Intensi berwirausaha
Pilis dan Reardon (2007) mendefinisikan intensi berwirausaha sebagai keinginan untuk memulai bisnis baru. Sebuah keputusan yang dibuat dengan sengaja dan penuh kesadaran. Memulai usaha baru membutuhkan waktu, perencanaan yang matang, dan tingkat pengolahan kognitif yang cukup tinggi. Dengan demikian, keputusan berwirausaha dapat dianggap sebagai perilaku yang direncanakan, yang dapat dijelaskan dengan menggunakan model intensi. Oleh karena itu, memahami fenomena kewirausahaan dengan mempelajari intensi berwirausaha individu berdasarkan model sosiokognitif merupakan pendekatan yang sesuai untuk menganalisis bagaimana penciptaan usaha baru dilakukan (Zhao dkk: 2005).
Menurut teori perilaku terencana (planned behaviour theory), anteseden langsung perilaku ialah intensi (Ajzen: 2002). Niat ialah anteseden langsung dari perilaku nyata. Hal ini berarti semakin kuat intensi seseorang untuk berperilaku tertentu, semakin besar pula prediksi keberhasilan perilaku atau perilaku itu aktual. Bahkan kalau menurut Kolvereid dan Isaksen (2006), intensi ialah prediktor tunggal terbaik bagi perilaku yang direncanakan, termasuk di sini perilaku berwirausaha.
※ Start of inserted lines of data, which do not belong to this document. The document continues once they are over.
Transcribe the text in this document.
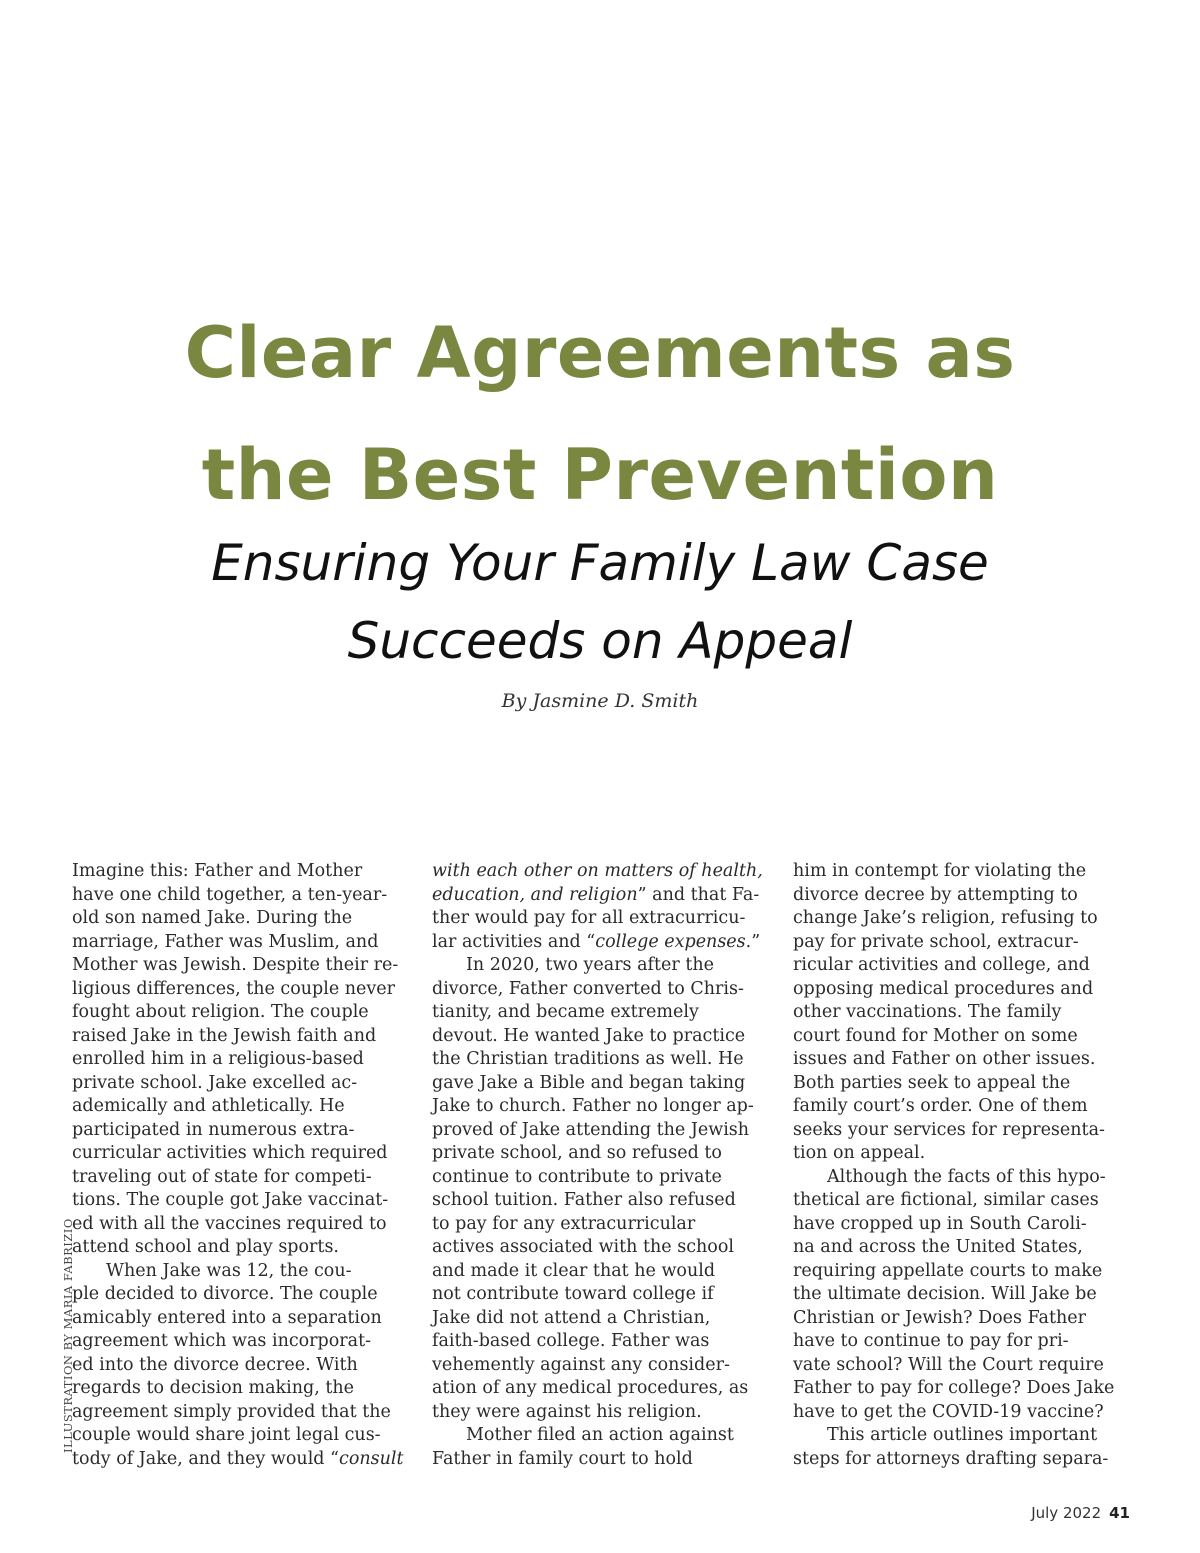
Clear Agreements as
the Best Prevention
Ensuring Your Family Law Case
Succeeds on Appeal
By Jasmine D. Smith

Imagine this: Father and Mother

have one child together, a ten-year-

old son named Jake. During the

marriage, Father was Muslim, and

Mother was Jewish. Despite their re-

ligious differences, the couple never

fought about religion. The couple

raised Jake in the Jewish faith and

enrolled him in a religious-based

private school. Jake excelled ac-

ademically and athletically. He

participated in numerous extra-

curricular activities which required

traveling out of state for competi-

tions. The couple got Jake vaccinat-

ed with all the vaccines required to

attend school and play sports.

When Jake was 12, the cou-

ple decided to divorce. The couple

amicably entered into a separation

agreement which was incorporat-

ed into the divorce decree. With

regards to decision making, the

agreement simply provided that the

couple would share joint legal cus-

tody of Jake, and they would “consult

with each other on matters of health,

education, and religion” and that Fa-

ther would pay for all extracurricu-

lar activities and “college expenses.”

In 2020, two years after the

divorce, Father converted to Chris-

tianity, and became extremely

devout. He wanted Jake to practice

the Christian traditions as well. He

gave Jake a Bible and began taking

Jake to church. Father no longer ap-

proved of Jake attending the Jewish

private school, and so refused to

continue to contribute to private

school tuition. Father also refused

to pay for any extracurricular

actives associated with the school

and made it clear that he would

not contribute toward college if

Jake did not attend a Christian,

faith-based college. Father was

vehemently against any consider-

ation of any medical procedures, as

they were against his religion.

Mother filed an action against

Father in family court to hold

him in contempt for violating the

divorce decree by attempting to

change Jake’s religion, refusing to

pay for private school, extracur-

ricular activities and college, and

opposing medical procedures and

other vaccinations. The family

court found for Mother on some

issues and Father on other issues.

Both parties seek to appeal the

family court’s order. One of them

seeks your services for representa-

tion on appeal.

Although the facts of this hypo-

thetical are fictional, similar cases

have cropped up in South Caroli-

na and across the United States,

requiring appellate courts to make

the ultimate decision. Will Jake be

Christian or Jewish? Does Father

have to continue to pay for pri-

vate school? Will the Court require

Father to pay for college? Does Jake

have to get the COVID-19 vaccine?

This article outlines important

steps for attorneys drafting separa-

ILLUSTRATION BY MARIA FABRIZIO
July 2022 41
Menurut Ajzen (2002), intensi ditentukan tiga hal penting, yaitu norma subjektif (subjective norms), ketertarikan pribadi atau sikap (personal attraction or attitude) dan kontrol perilaku yang dirasakan (perceived behavioural control). Dalam konteks berwirausaha, norma subjektif mengacu kepada persepsi individu terhadap apa yang dipikirkan 'kelompok referensi' seperti keluarga, teman, atau orang lain yang berarti baginya, berkaitan dengan perilaku berwirausaha yang hendak dilakukan. Apakah kira-kira mereka akan menyetujui atau tidak menyetujui keputusan untuk berwirausaha meskipun secara umum, norma subjektif ini cenderung memiliki kontribusi rendah terhadap intensi berwirausaha, bergantung pada kecenderungan individu untuk menyesuaikan diri dan karakteristik kepribadiannya.
Sikap atau ketertarikan pribadi terhadap perilaku berwirausaha mengacu kepada sejauh mana individu memiliki penilaian pribadi yang positif atau negatif terhadap kewirausahaan. Ajzen (2005) mengklaim orang mengembangkan sikap berdasarkan keyakinan yang mereka miliki terhadap konsekuensi yang mungkin timbul dari melakukan tindakan atau perilaku tertentu. Imbalan finansial, independensi/otonomi, penghargaan pribadi, dan keamanan keluarga ialah contoh konsekuensi positif yang dapat mendorong seseorang memiliki intensi berwirausaha. Sementara itu, kemungkinan hasil negatif seperti kerugian, kehilangan modal usaha, dan malu secara sosial termasuk risiko yang terkait dengan kegiatan kewirausahaan yang dapat berdampak kurang menguntungkan terhadap intensi berwirausaha.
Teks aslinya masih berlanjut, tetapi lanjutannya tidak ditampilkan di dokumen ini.